Loading up on coffee and/or orange juice at breakfast has consequences. Sooner or later you've got to pee, but that means yet another 110 steps… unless you can find an empty water bottle (with a cap, of course) up high to serve as a mini-honey wagon.  Unwilling to make any more of those down-and-up round trips than strictly necessary, that's exactly what I did -- very carefully.

Hey, you do what you've gotta do to get through a cable day.

Once we'd restored some semblance of order to the center catwalk, it was time to start dropping all those fifty and hundred foot coils of cable, which weigh anywhere from 40 to 80 pounds each. The procedure isn't difficult, but must be do it right, because getting careless can send one of those car-tire sized coils plummeting to the stage floor.  If somebody down there can't get out of the way, his-or-her's entire day -- entire life, really -- will be ruined in a big way.

I wrap a 5/8th inch line all the way around the top rail once and feed the end below the knee-rail to the catwalk, where the juicer I'm working with loops it through the coil (or two, if they're fifty-footers), then ties it securely with a clove hitch or bowline -- his choice.

"All clear?" he asks.

Before nodding,  I scan the floor below to make sure nobody is wandering into the danger area, then yell "Exit the kill zone!" in a loud voice. With a construction crew slowly -- and noisily -- tearing the sets apart while we work, it's crucial to shout

Over the side the cable goes, and the weight hits hard, but I keep a light two-handed grip on the rope -- that full wrap around the rail makes all the difference -- and with a buzzing whir, the rope carves a shallow groove in the soft wood of the rail as the cable drops towards the deck. Friction absorbs this sudden release of energy, converting it to heat and raising the acrid sent of smoke from the rail. Watching the cable, I tighten my gloved grip at the last possible instant, bringing the coil to an abrupt halt. It dangles there, four feet off the stage floor, until a cable cart is rolled underneath. Only then do I ease my grip, allowing the floor juicer to guide it into the cart. He loosens the knot, frees the rope, then yells "Hollywood!" to let me know I can pull it back up. We'll repeat this process, periodically switching roles, until all those coils of cable up high are on the floor.

But that'll take a while, and now it's time for lunch, so back down those fifty-five steps we go.

                            
After a relaxing hour, during which we eat, then retire to a shaded porch on the studios "Residential Street" back lot to chew the fat about politics, the continuing insult of cable-rate (and the cheap-ass networks who love it), and the cynical lament of aging workers everywhere that their business (whatever it may be), is going to hell in a hand basket.

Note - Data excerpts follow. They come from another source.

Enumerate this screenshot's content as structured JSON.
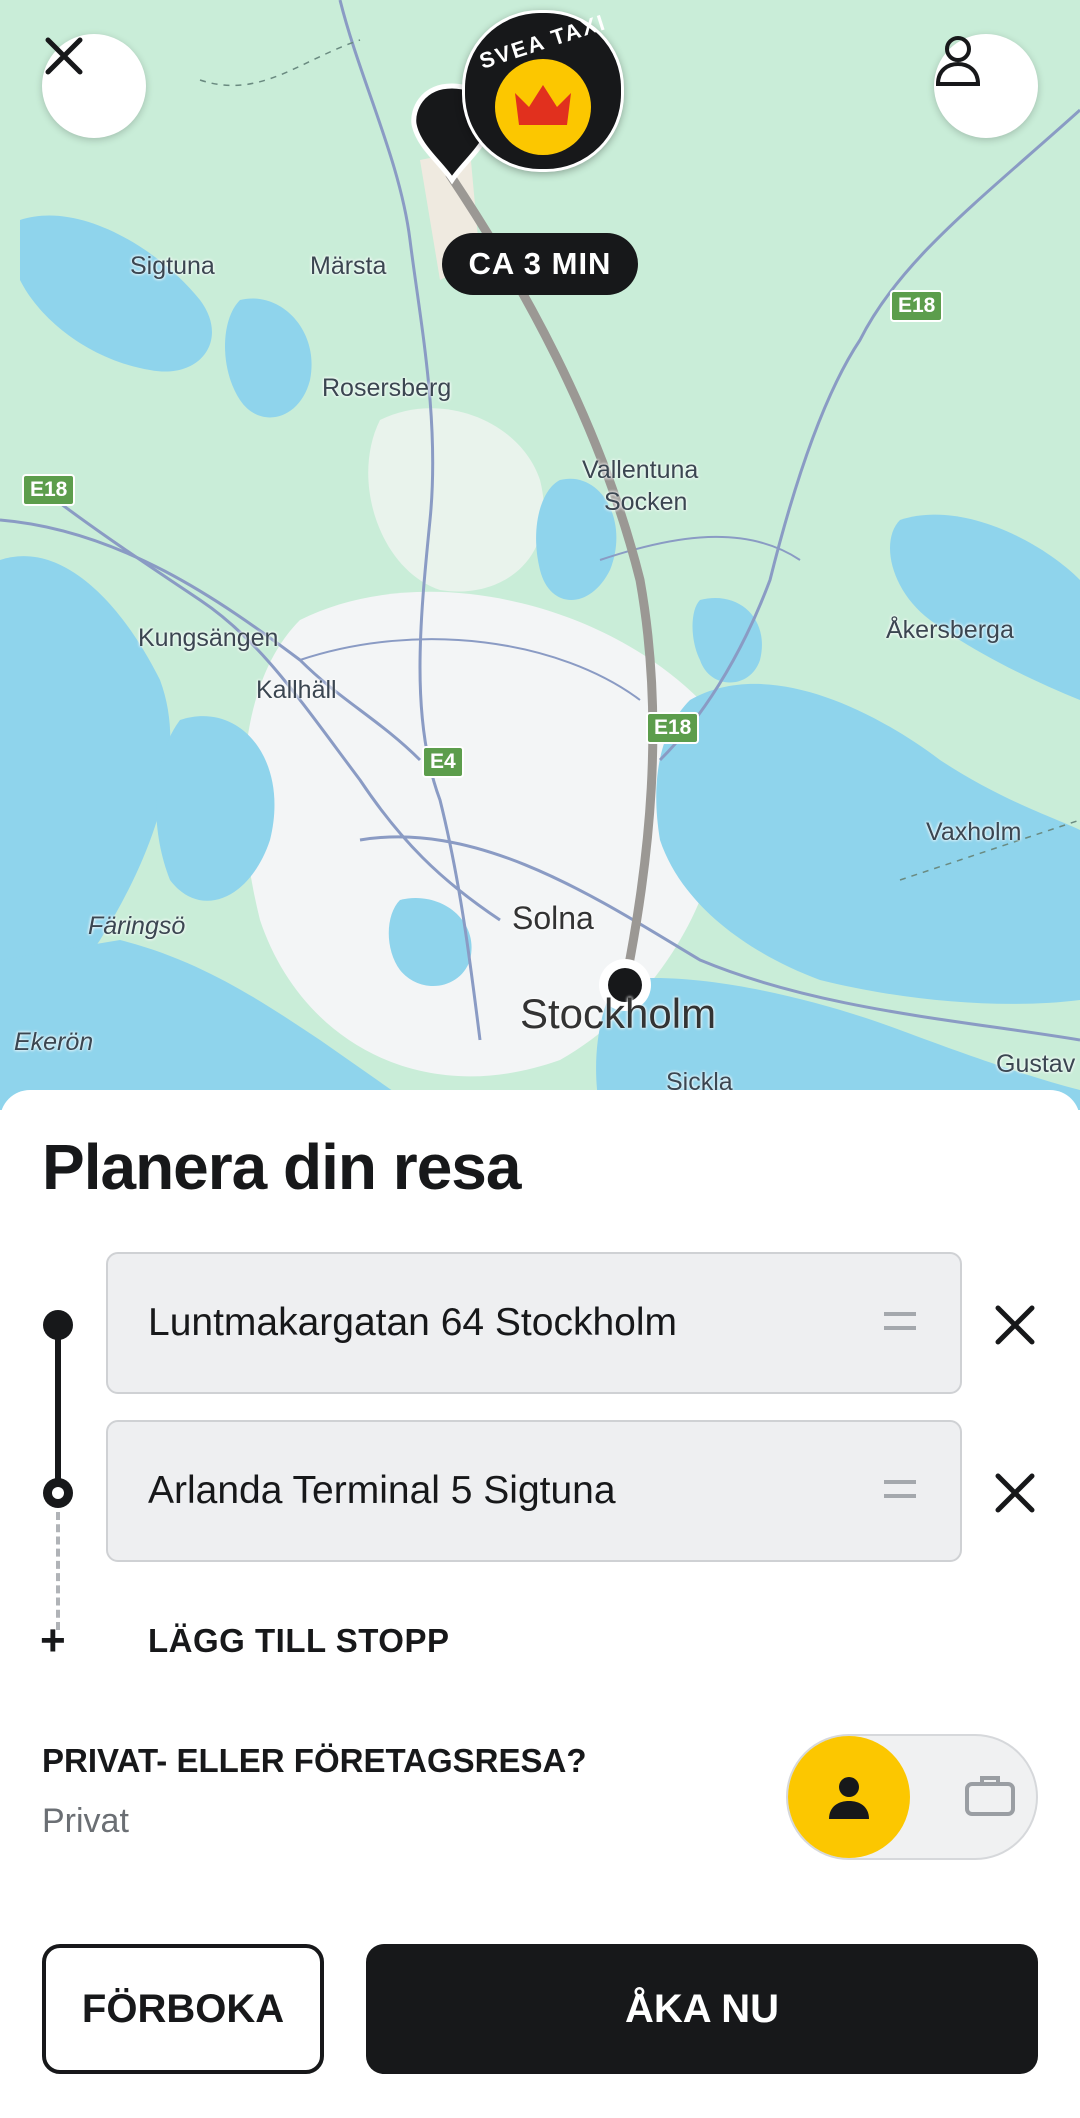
{
  "map": {
    "eta": "CA 3 MIN",
    "logo_text": "SVEA TAXI",
    "places": [
      "Sigtuna",
      "Märsta",
      "Rosersberg",
      "Vallentuna",
      "Socken",
      "Åkersberga",
      "Kungsängen",
      "Kallhäll",
      "Vaxholm",
      "Färingsö",
      "Solna",
      "Stockholm",
      "Ekerön",
      "Sickla",
      "Gustav"
    ],
    "roads": [
      "E18",
      "E18",
      "E18",
      "E4"
    ]
  },
  "sheet": {
    "title": "Planera din resa",
    "from_address": "Luntmakargatan 64 Stockholm",
    "to_address": "Arlanda Terminal 5 Sigtuna",
    "add_stop": "LÄGG TILL STOPP",
    "trip_type_question": "PRIVAT- ELLER FÖRETAGSRESA?",
    "trip_type_value": "Privat",
    "prebook_button": "FÖRBOKA",
    "go_now_button": "ÅKA NU"
  },
  "colors": {
    "accent": "#fcc700",
    "dark": "#17181a",
    "map_land": "#cdeedc",
    "map_water": "#8fd4ec"
  }
}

In other words, same as it ever was.

Then it's back we go, up those fifty-five steps again, which have just about killed my thigh muscles at this point in the day.  Three hours later, all the cable has been wrapped, dropped, and sent back to the lamp dock. We make an idiot-check up high to be sure there's nothing left, then make one last trip down those steps.  The construction crew is still dismantling the sets, but our work here is done. Once the sets have been hauled away, the rigging grips will take down the network of green beds, and the stage will then be empty and clean, ready for the next show to come in. When that day comes, the process will start all over, rendering order from chaos, chaos from order, and back again.

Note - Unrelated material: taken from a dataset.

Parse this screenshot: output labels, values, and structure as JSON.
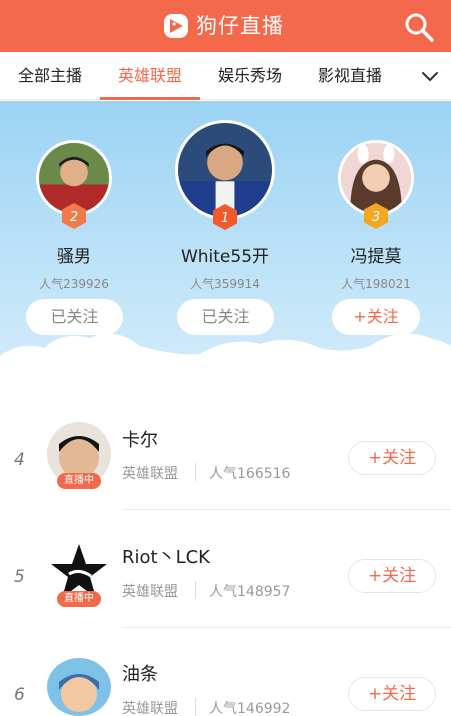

This day has been a serious workout, and I know my back (along with everything else) will pay the price tomorrow morning, but right now it feels good -- the pleasant sense of physical weariness that comes from a tough job done well.  What comes next is uncertain.  This was the last show to be wrapped here at my home lot, and the ramp-up for the new TV season has yet to hit.

That's just as well, because I can use a few days off to recover.  And when the check for this day arrives in the mail, I'll know at least one thing: we all earned our money today.


* She'd appeared in the final episode of the first (and only) season.

** The last I saw of that "star" was his mug shot in the newspaper after he landed in jail upon getting nailed for his third DUI. Some people never learn...

*** The Gaffer who long ago taught me what it means to be a professional in this industry.